Y, además, debemos recordar que Clarke no sólo fue autor de historias sobre viajes especiales sino un defensor incondicional y apasionado de la expansión de nuestra especie más allá de la Tierra, un esfuerzo de cuyo impacto él era consciente, como revela su introducción de 1985 a una reedición de su “Interplanetary Flight: An Introduction to Astronautics” (1950): “Una sorprendente cantidad de gente (incluyendo al Dr.Carl Sagan y algunos astronautas) me han contado cómo “Interplanetary Flight”) despertó su interés en el tema al descubrirles que el viaje espacial era más que ficción”.

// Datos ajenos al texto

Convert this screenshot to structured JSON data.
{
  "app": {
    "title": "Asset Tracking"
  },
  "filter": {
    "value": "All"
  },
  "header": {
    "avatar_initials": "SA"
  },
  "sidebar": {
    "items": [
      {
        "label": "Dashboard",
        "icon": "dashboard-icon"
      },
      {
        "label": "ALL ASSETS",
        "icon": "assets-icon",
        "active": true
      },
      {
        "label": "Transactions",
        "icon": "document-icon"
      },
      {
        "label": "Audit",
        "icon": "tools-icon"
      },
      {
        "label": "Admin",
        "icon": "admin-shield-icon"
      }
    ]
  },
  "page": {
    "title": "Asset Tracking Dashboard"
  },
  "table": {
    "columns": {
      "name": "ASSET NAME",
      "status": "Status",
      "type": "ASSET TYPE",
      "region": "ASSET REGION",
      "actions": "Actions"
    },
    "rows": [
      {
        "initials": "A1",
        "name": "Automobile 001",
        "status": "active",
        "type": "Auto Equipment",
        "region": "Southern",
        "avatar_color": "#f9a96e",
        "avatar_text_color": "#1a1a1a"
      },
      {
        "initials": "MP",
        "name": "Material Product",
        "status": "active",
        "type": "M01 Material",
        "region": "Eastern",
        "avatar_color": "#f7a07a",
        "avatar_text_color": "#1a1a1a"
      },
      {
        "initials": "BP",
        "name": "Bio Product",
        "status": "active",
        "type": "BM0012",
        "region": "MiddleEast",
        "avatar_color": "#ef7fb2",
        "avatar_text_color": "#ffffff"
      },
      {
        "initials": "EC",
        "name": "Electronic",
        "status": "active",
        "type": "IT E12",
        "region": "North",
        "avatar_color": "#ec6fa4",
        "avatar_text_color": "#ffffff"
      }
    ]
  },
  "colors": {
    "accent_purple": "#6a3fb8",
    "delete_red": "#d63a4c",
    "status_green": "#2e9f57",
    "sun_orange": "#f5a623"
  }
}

Clarke probablemente interpretaba sus ficciones espaciales como una extensión de su proselitismo en favor de los programas espaciales en nuestro propio mundo, y por esa razón podría haberse inclinado a limitar las predicciones de sus novelas y cuentos a proyectos que podrían lograrse, o al menos emprenderse, en el curso de la vida de sus lectores, como colonias en la Luna y Marte, sistemas de seguimiento de asteroides que podrían amenazar la Tierra, expediciones a cometas y radiotelescopios espaciales. Complacido porque su visión de un primer alunizaje en “Preludio al Espacio” resultara razonablemente preciso, sin duda esperó que otras de sus predicciones, como las colonias lunares y el sistema Spaceguard, pudieran hacerse realidad mientras él aún estuviera vivo. Desafortunadamente, los viajes espaciales reales resultaron ser mucho más caros y complicados de lo que Clarke o cualquier otro podría haber anticipado.